Many people refer to the "Christian community." What is it? Usually people use this term to refer to Christians in general or the majority of Christians.
Biblically, however, the Christian community can be viewed from two additional perspectives. First, the Greek word for church (ekklesia) referred to an assembly or gathering of people. The early church was known for frequently gathering together in homes or in public places for friendship, prayer, learning, and worship (Acts 2:42).
Second, the Bible expresses Christian community through the word koinonia, a term usually translated as "fellowship." Acts 2 also reveals the early church's emphasis in this area. They devoted themselves to fellowship (v. 42). "And all who believed were together and had all things in common" (v. 44). Verses 46-47 add, "And day by day, attending the temple together and breaking bread in their homes, they received their food with glad and generous hearts, praising God and having favor with all the people."
This type of Christian community was the goal of the early church, yet not all Christians practice it properly. James 2:1 states, "My brothers, show no partiality as you hold the faith in our Lord Jesus Christ, the Lord of glory." In this chapter, James explains how believers sometimes gave preference to some believers over others due to their wealth. James taught against this practice since it stood in opposition to the Great Commandment's teaching of loving your neighbor as yourself (v. 8).
A second barrier to Christian community in the early church is seen in Galatians 2. Verses 12-13 share, "For before certain men came from James, he was eating with the Gentiles; but when they came he drew back and separated himself, fearing the circumcision party. And the rest of the Jews acted hypocritically along with him, so that even Barnabas was led astray by their hypocrisy." Paul opposed this discrimination, stating, "Their conduct was not in step with the truth of the gospel" (v. 14).

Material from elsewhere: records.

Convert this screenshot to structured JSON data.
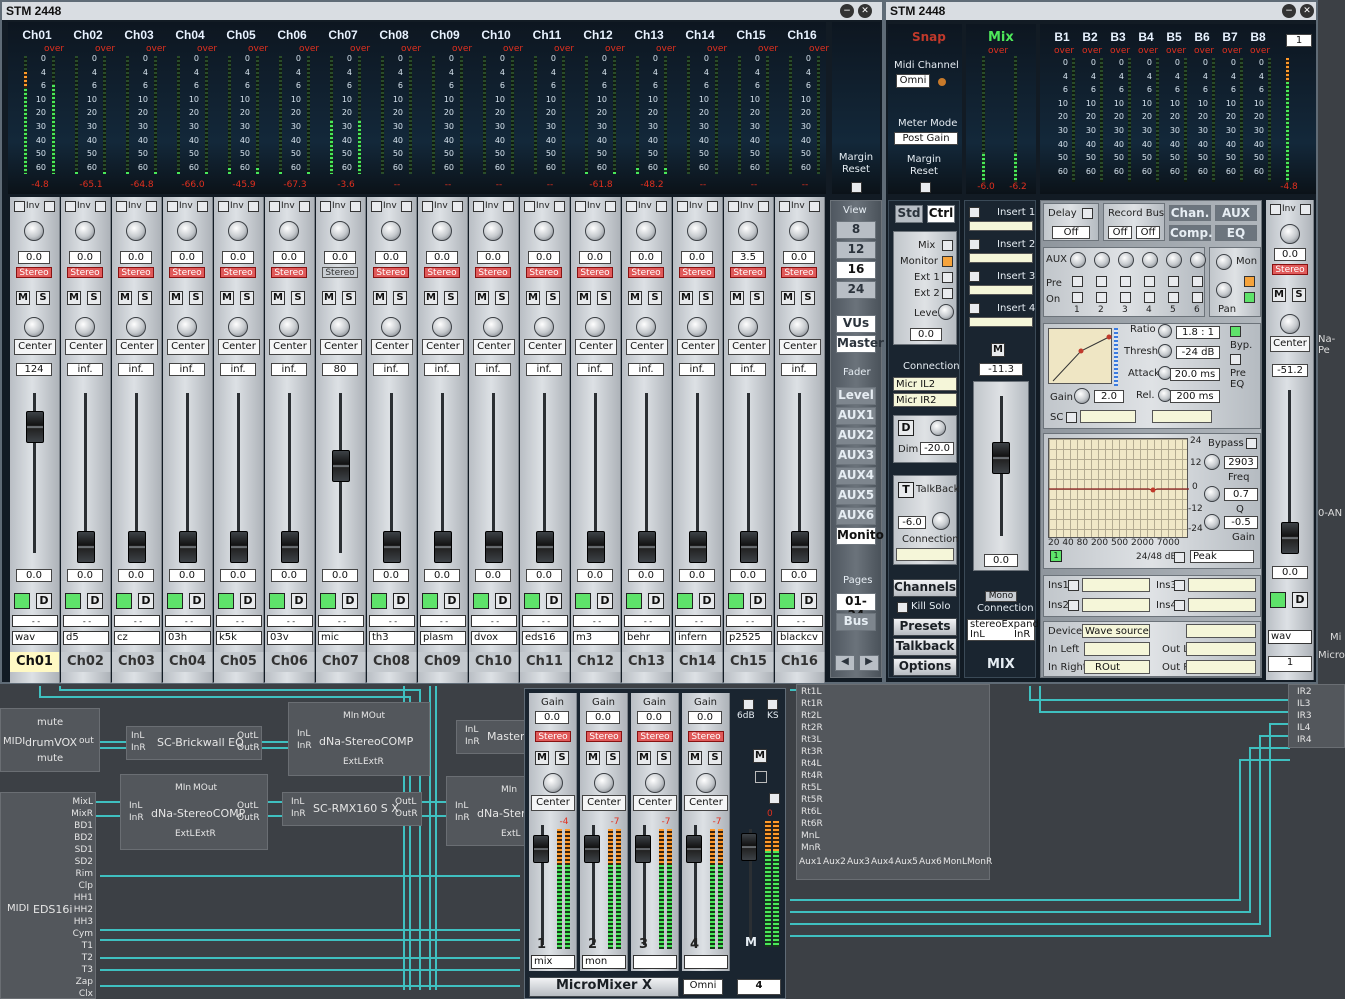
{
  "main_window": {
    "title": "STM 2448",
    "minimize": "−",
    "close": "✕"
  },
  "ctrl_window": {
    "title": "STM 2448",
    "minimize": "−",
    "close": "✕"
  },
  "meter_scale": [
    "0",
    "4",
    "6",
    "10",
    "20",
    "30",
    "40",
    "50",
    "60"
  ],
  "over_label": "over",
  "margin_reset": "Margin Reset",
  "channels": [
    {
      "name": "Ch01",
      "peak": "-4.8",
      "gain": "0.0",
      "stereo": "Stereo",
      "pan": "Center",
      "level": "124",
      "fader": "0.0",
      "label": "wav",
      "tab": "Ch01",
      "lvl": 0.75,
      "fpos": 0.88
    },
    {
      "name": "Ch02",
      "peak": "-65.1",
      "gain": "0.0",
      "stereo": "Stereo",
      "pan": "Center",
      "level": "inf.",
      "fader": "0.0",
      "label": "d5",
      "tab": "Ch02",
      "lvl": 0.02,
      "fpos": 0.08
    },
    {
      "name": "Ch03",
      "peak": "-64.8",
      "gain": "0.0",
      "stereo": "Stereo",
      "pan": "Center",
      "level": "inf.",
      "fader": "0.0",
      "label": "cz",
      "tab": "Ch03",
      "lvl": 0.02,
      "fpos": 0.08
    },
    {
      "name": "Ch04",
      "peak": "-66.0",
      "gain": "0.0",
      "stereo": "Stereo",
      "pan": "Center",
      "level": "inf.",
      "fader": "0.0",
      "label": "03h",
      "tab": "Ch04",
      "lvl": 0.02,
      "fpos": 0.08
    },
    {
      "name": "Ch05",
      "peak": "-45.9",
      "gain": "0.0",
      "stereo": "Stereo",
      "pan": "Center",
      "level": "inf.",
      "fader": "0.0",
      "label": "k5k",
      "tab": "Ch05",
      "lvl": 0.05,
      "fpos": 0.08
    },
    {
      "name": "Ch06",
      "peak": "-67.3",
      "gain": "0.0",
      "stereo": "Stereo",
      "pan": "Center",
      "level": "inf.",
      "fader": "0.0",
      "label": "03v",
      "tab": "Ch06",
      "lvl": 0.02,
      "fpos": 0.08
    },
    {
      "name": "Ch07",
      "peak": "-3.6",
      "gain": "0.0",
      "stereo": "Stereo",
      "pan": "Center",
      "level": "80",
      "fader": "0.0",
      "label": "mic",
      "tab": "Ch07",
      "lvl": 0.45,
      "fpos": 0.62,
      "mono": true
    },
    {
      "name": "Ch08",
      "peak": "--",
      "gain": "0.0",
      "stereo": "Stereo",
      "pan": "Center",
      "level": "inf.",
      "fader": "0.0",
      "label": "th3",
      "tab": "Ch08",
      "lvl": 0,
      "fpos": 0.08
    },
    {
      "name": "Ch09",
      "peak": "--",
      "gain": "0.0",
      "stereo": "Stereo",
      "pan": "Center",
      "level": "inf.",
      "fader": "0.0",
      "label": "plasm",
      "tab": "Ch09",
      "lvl": 0,
      "fpos": 0.08
    },
    {
      "name": "Ch10",
      "peak": "--",
      "gain": "0.0",
      "stereo": "Stereo",
      "pan": "Center",
      "level": "inf.",
      "fader": "0.0",
      "label": "dvox",
      "tab": "Ch10",
      "lvl": 0,
      "fpos": 0.08
    },
    {
      "name": "Ch11",
      "peak": "--",
      "gain": "0.0",
      "stereo": "Stereo",
      "pan": "Center",
      "level": "inf.",
      "fader": "0.0",
      "label": "eds16",
      "tab": "Ch11",
      "lvl": 0,
      "fpos": 0.08
    },
    {
      "name": "Ch12",
      "peak": "-61.8",
      "gain": "0.0",
      "stereo": "Stereo",
      "pan": "Center",
      "level": "inf.",
      "fader": "0.0",
      "label": "m3",
      "tab": "Ch12",
      "lvl": 0.02,
      "fpos": 0.08
    },
    {
      "name": "Ch13",
      "peak": "-48.2",
      "gain": "0.0",
      "stereo": "Stereo",
      "pan": "Center",
      "level": "inf.",
      "fader": "0.0",
      "label": "behr",
      "tab": "Ch13",
      "lvl": 0.05,
      "fpos": 0.08
    },
    {
      "name": "Ch14",
      "peak": "--",
      "gain": "0.0",
      "stereo": "Stereo",
      "pan": "Center",
      "level": "inf.",
      "fader": "0.0",
      "label": "infern",
      "tab": "Ch14",
      "lvl": 0,
      "fpos": 0.08
    },
    {
      "name": "Ch15",
      "peak": "--",
      "gain": "3.5",
      "stereo": "Stereo",
      "pan": "Center",
      "level": "inf.",
      "fader": "0.0",
      "label": "p2525",
      "tab": "Ch15",
      "lvl": 0,
      "fpos": 0.08
    },
    {
      "name": "Ch16",
      "peak": "--",
      "gain": "0.0",
      "stereo": "Stereo",
      "pan": "Center",
      "level": "inf.",
      "fader": "0.0",
      "label": "blackcv",
      "tab": "Ch16",
      "lvl": 0,
      "fpos": 0.08
    }
  ],
  "strip": {
    "inv": "Inv",
    "mute": "M",
    "solo": "S",
    "d": "D",
    "slot": "- -"
  },
  "nav": {
    "view_label": "View",
    "view_options": [
      "8",
      "12",
      "16",
      "24"
    ],
    "view_selected": "16",
    "vus": "VUs",
    "master": "Master",
    "fader_label": "Fader",
    "fader_options": [
      "Level",
      "AUX1",
      "AUX2",
      "AUX3",
      "AUX4",
      "AUX5",
      "AUX6",
      "Monitor"
    ],
    "fader_selected": "Monitor",
    "pages_label": "Pages",
    "pages_value": "01-24",
    "bus": "Bus",
    "prev": "◀",
    "next": "▶"
  },
  "ctrl": {
    "snap": "Snap",
    "midi_channel_label": "Midi Channel",
    "midi_channel_value": "Omni",
    "meter_mode_label": "Meter Mode",
    "meter_mode_value": "Post Gain",
    "margin_reset": "Margin Reset",
    "mix_title": "Mix",
    "mix_peak_l": "-6.0",
    "mix_peak_r": "-6.2",
    "bus_names": [
      "B1",
      "B2",
      "B3",
      "B4",
      "B5",
      "B6",
      "B7",
      "B8"
    ],
    "bus_page": "1",
    "bus_peak": "-4.8",
    "std": "Std",
    "ctrl": "Ctrl",
    "monitor_items": [
      "Mix",
      "Monitor",
      "Ext 1",
      "Ext 2"
    ],
    "level_label": "Level",
    "level_value": "0.0",
    "connection_label": "Connection",
    "connection_values": [
      "Micr IL2",
      "Micr IR2"
    ],
    "dim_label": "Dim",
    "dim_value": "-20.0",
    "talkback_label": "TalkBack",
    "talkback_value": "-6.0",
    "talkback_conn": "Connection",
    "channels_btn": "Channels",
    "kill_solo": "Kill Solo",
    "presets_btn": "Presets",
    "talkback_btn": "Talkback",
    "options_btn": "Options",
    "inserts": [
      "Insert 1",
      "Insert 2",
      "Insert 3",
      "Insert 4"
    ],
    "mix_m": "M",
    "mix_level": "-11.3",
    "mix_fader_value": "0.0",
    "mono": "Mono",
    "mix_connection": "Connection",
    "mix_conn_value": "stereoExpander",
    "mix_inl": "InL",
    "mix_inr": "InR",
    "mix_label": "MIX",
    "delay": "Delay",
    "delay_value": "Off",
    "record_bus": "Record Bus",
    "rb_off1": "Off",
    "rb_off2": "Off",
    "chan_btn": "Chan.",
    "aux_btn": "AUX",
    "comp_btn": "Comp.",
    "eq_btn": "EQ",
    "aux_label": "AUX",
    "mon_label": "Mon",
    "pre_label": "Pre",
    "on_label": "On",
    "pan_label": "Pan",
    "aux_numbers": [
      "1",
      "2",
      "3",
      "4",
      "5",
      "6"
    ],
    "ratio_label": "Ratio",
    "ratio_value": "1.8 : 1",
    "thresh_label": "Thresh.",
    "thresh_value": "-24 dB",
    "attack_label": "Attack",
    "attack_value": "20.0 ms",
    "rel_label": "Rel.",
    "rel_value": "200 ms",
    "gain_label": "Gain",
    "gain_value": "2.0",
    "sc_label": "SC",
    "byp_label": "Byp.",
    "pre_eq_label": "Pre EQ",
    "eq_top": "24",
    "eq_mid1": "12",
    "eq_zero": "0",
    "eq_m12": "-12",
    "eq_m24": "-24",
    "eq_freqs": "20  40  80  200 500   2000  7000",
    "eq_db": "24/48 dB",
    "eq_peak": "Peak",
    "eq_chk": "1",
    "bypass": "Bypass",
    "freq_value": "2903",
    "freq_label": "Freq",
    "q_value": "0.7",
    "q_label": "Q",
    "eqgain_value": "-0.5",
    "eqgain_label": "Gain",
    "ins_labels": [
      "Ins1",
      "Ins2",
      "Ins3",
      "Ins4"
    ],
    "device_label": "Device",
    "device_value": "Wave source",
    "in_left_label": "In Left",
    "in_right_label": "In Right",
    "in_right_value": "ROut",
    "out_l_label": "Out L",
    "out_r_label": "Out R",
    "master_strip": {
      "gain": "0.0",
      "stereo": "Stereo",
      "pan": "Center",
      "level": "-51.2",
      "fader": "0.0",
      "label": "wav",
      "page": "1"
    }
  },
  "micromixer": {
    "title": "MicroMixer X",
    "midi": "Omni",
    "gain_label": "Gain",
    "channels": [
      {
        "num": "1",
        "gain": "0.0",
        "stereo": "Stereo",
        "pan": "Center",
        "top": "-4",
        "label": "mix"
      },
      {
        "num": "2",
        "gain": "0.0",
        "stereo": "Stereo",
        "pan": "Center",
        "top": "-7",
        "label": "mon"
      },
      {
        "num": "3",
        "gain": "0.0",
        "stereo": "Stereo",
        "pan": "Center",
        "top": "-7",
        "label": ""
      },
      {
        "num": "4",
        "gain": "0.0",
        "stereo": "Stereo",
        "pan": "Center",
        "top": "-7",
        "label": ""
      }
    ],
    "six_db": "6dB",
    "ks": "KS",
    "m": "M",
    "master_top": "0",
    "count": "4"
  },
  "routing": {
    "drumvox": {
      "title": "drumVOX",
      "midi": "MIDI",
      "out": "out",
      "mute1": "mute",
      "mute2": "mute"
    },
    "brickwall": {
      "title": "SC-Brickwall EQ",
      "inl": "InL",
      "inr": "InR",
      "outl": "OutL",
      "outr": "OutR"
    },
    "comp1": {
      "title": "dNa-StereoCOMP",
      "min": "MIn",
      "mout": "MOut",
      "inl": "InL",
      "inr": "InR",
      "outl": "OutL",
      "outr": "OutR",
      "extl": "ExtL",
      "extr": "ExtR"
    },
    "master": {
      "title": "Master",
      "inl": "InL",
      "inr": "InR"
    },
    "comp2": {
      "title": "dNa-StereoCOMP",
      "min": "MIn",
      "mout": "MOut",
      "inl": "InL",
      "inr": "InR",
      "outl": "OutL",
      "outr": "OutR",
      "extl": "ExtL",
      "extr": "ExtR"
    },
    "rmx": {
      "title": "SC-RMX160 S X",
      "inl": "InL",
      "inr": "InR",
      "outl": "OutL",
      "outr": "OutR"
    },
    "comp3": {
      "title": "dNa-Stere",
      "min": "MIn",
      "inl": "InL",
      "inr": "InR",
      "extl": "ExtL"
    },
    "eds16i": {
      "title": "EDS16i",
      "midi": "MIDI",
      "ports": [
        "MixL",
        "MixR",
        "BD1",
        "BD2",
        "SD1",
        "SD2",
        "Rim",
        "Clp",
        "HH1",
        "HH2",
        "HH3",
        "Cym",
        "T1",
        "T2",
        "T3",
        "Zap",
        "Clx"
      ]
    },
    "returns": {
      "ports": [
        "Rt1L",
        "Rt1R",
        "Rt2L",
        "Rt2R",
        "Rt3L",
        "Rt3R",
        "Rt4L",
        "Rt4R",
        "Rt5L",
        "Rt5R",
        "Rt6L",
        "Rt6R",
        "MnL",
        "MnR"
      ],
      "bottom": [
        "Aux1",
        "Aux2",
        "Aux3",
        "Aux4",
        "Aux5",
        "Aux6",
        "MonL",
        "MonR"
      ]
    },
    "inputs": {
      "ports": [
        "IR2",
        "IL3",
        "IR3",
        "IL4",
        "IR4"
      ]
    },
    "right_labels": [
      "Na-Pe",
      "0-AN",
      "Mi",
      "Micro"
    ]
  }
}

Christian community is not specific to one age group (1 Timothy 4:12), ethnic group, or economic group, but consists of all true believers who compose the family of God. However, since there is no commonly accepted definition of what makes up the Christian community, some use the term in different ways that others.
For example, some use the term in reference to Christian leaders. Others may use the term in reference to Christians as a segment of voters or even a segment of people who purchase certain products. However, true Christian community can be found when believers worship and serve together in unity based on the teachings of God's Word.